Angoel (angoel) wrote,

Truth in Advertising

There is something inherently off-putting for me in overblown advertising. Case in point, yesterday I went into Lush. Now Lush have a wide range of soap products which I'm sure I'd be more interested in if the blurb read something like 'soap with chamomile and eucalyptus - to give you a bit of the lift'. Instead we have things like 'Happy soap! Made by happy people, for happy people!'.

This tells me little about the soap. It also creates distrubing mental images - while I like 'happy people!', why are they so happy? Are not-sufficiently happy people banned from making it. Maybe they're segregated in the morning - "Mandy - how do you feel? Good, good - then you're making happy soap this morning". But what if there are no happy employees and happy soap needs to be made? Perhaps they have drugs to ensure happyness? Perhaps all their employees are hooked, and to ensure that the soap's only used by happy people, they're putting drugs into the soap. Or maybe the soap is plain, mediocre soap, and they're relying on false advertising - after all, happy people are less likely to complain about it than miserable gits.

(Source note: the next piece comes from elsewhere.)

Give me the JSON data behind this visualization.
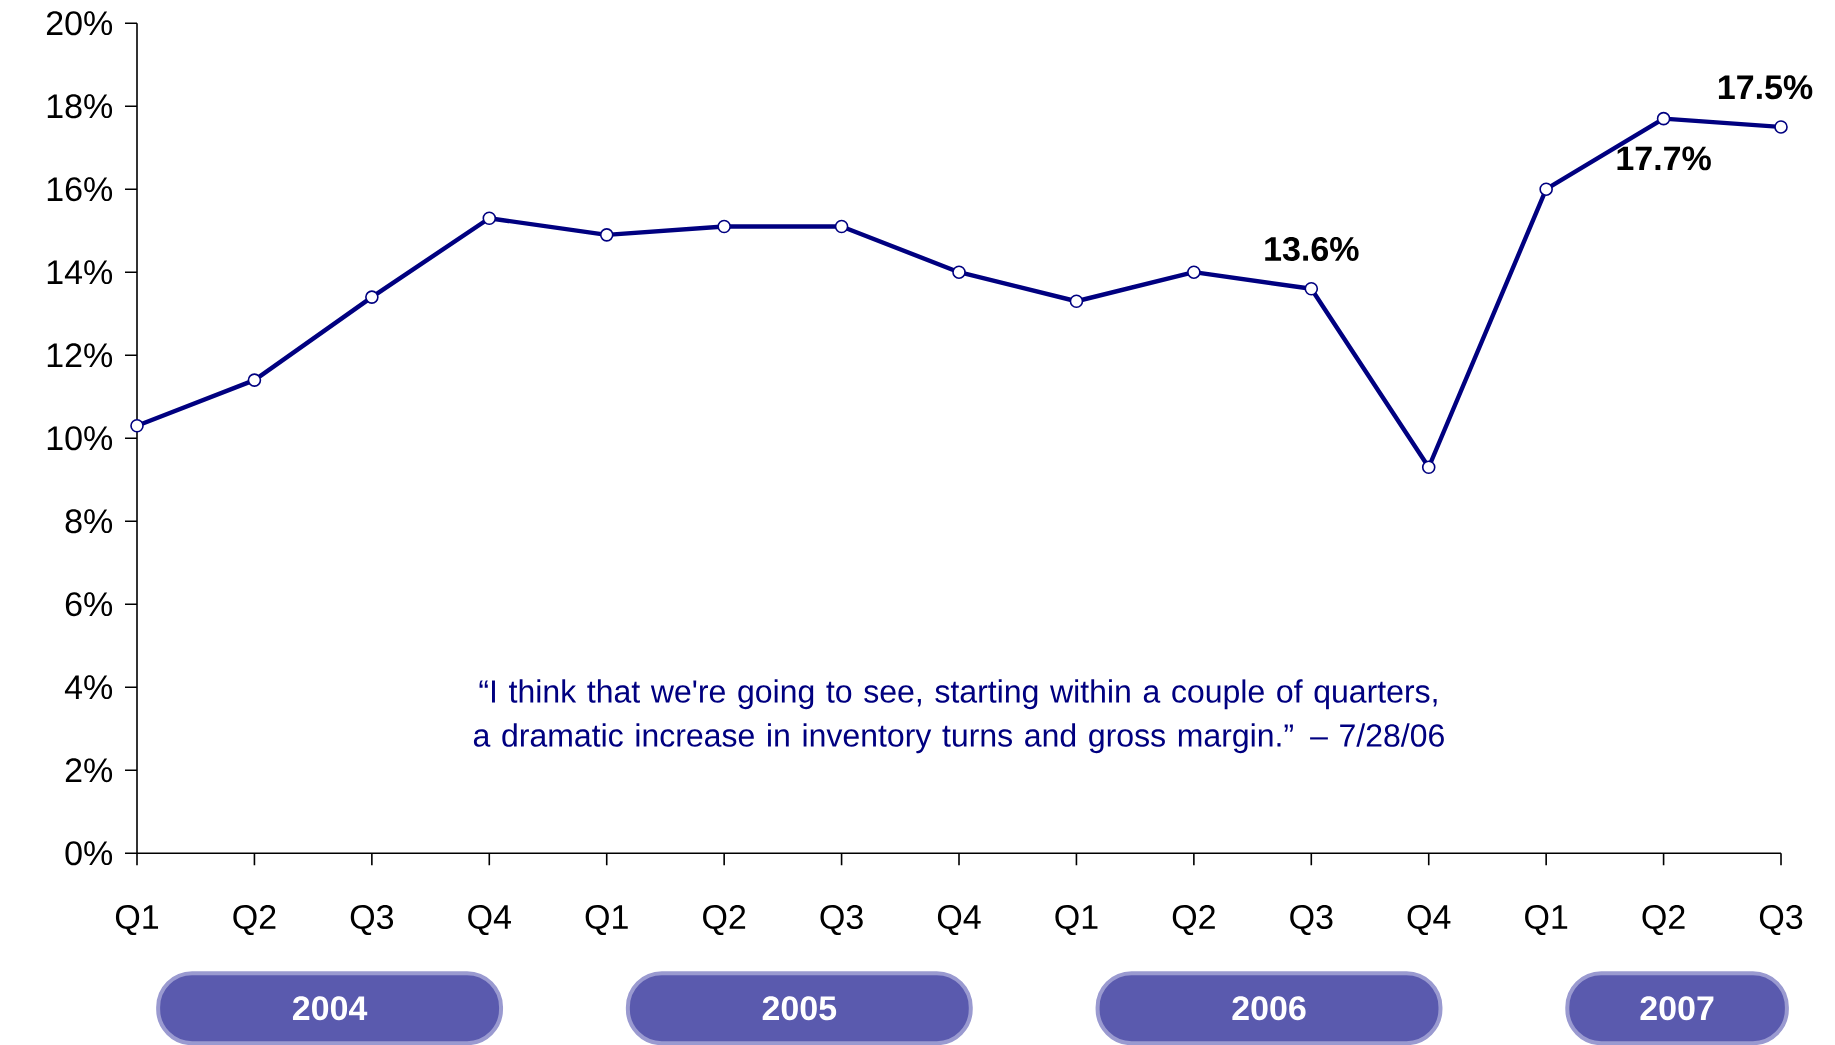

I could go on. There's 'skinny dip' - the soap for people who don't wear clothing when having a bath. There are stocking-filler Christmas products for people who want to have soap they can only use once a year. There's a whole range of stuff that promise by implication or otherwise to turn you (and presumably your partner) into unstoppable love machines. (Strangely, they don't really mention the problems caused if it only works for one of the two people.)

In many ways it's fair enough. It must be hard to have a shop full of, when it comes down to it, pretty similar products - and the mild-mannered labels that I prefer would probably soon run out of inspiration and turn into "Yet another bar of soap, but with a bit more Jasmine this time". And I doubt that I'd buy *that* much there, so the fact that I, and others like me, have been put off probably doesn't really matter in the face of the people who are drawn in by the overblown descriptions. It's just that I can't shake the feeling that if it had been toned down a bit more, there'd be some stuff there I'd be interested in.

As is, I have half a mind to try the 'Geo Phyzz' bath bomb. It promises to contain volcanic stuff and to fizz when dropped into the bath. These are claims that I can believe in - I'm sure it'll do exactly what it says on the tin. Perfect.

[Edit: Feeling in an expansive mood, I decided to buy myself the Geo Fizz, only to discover that it was actually a Geo Phyzz. Ergo, the post has been updated.]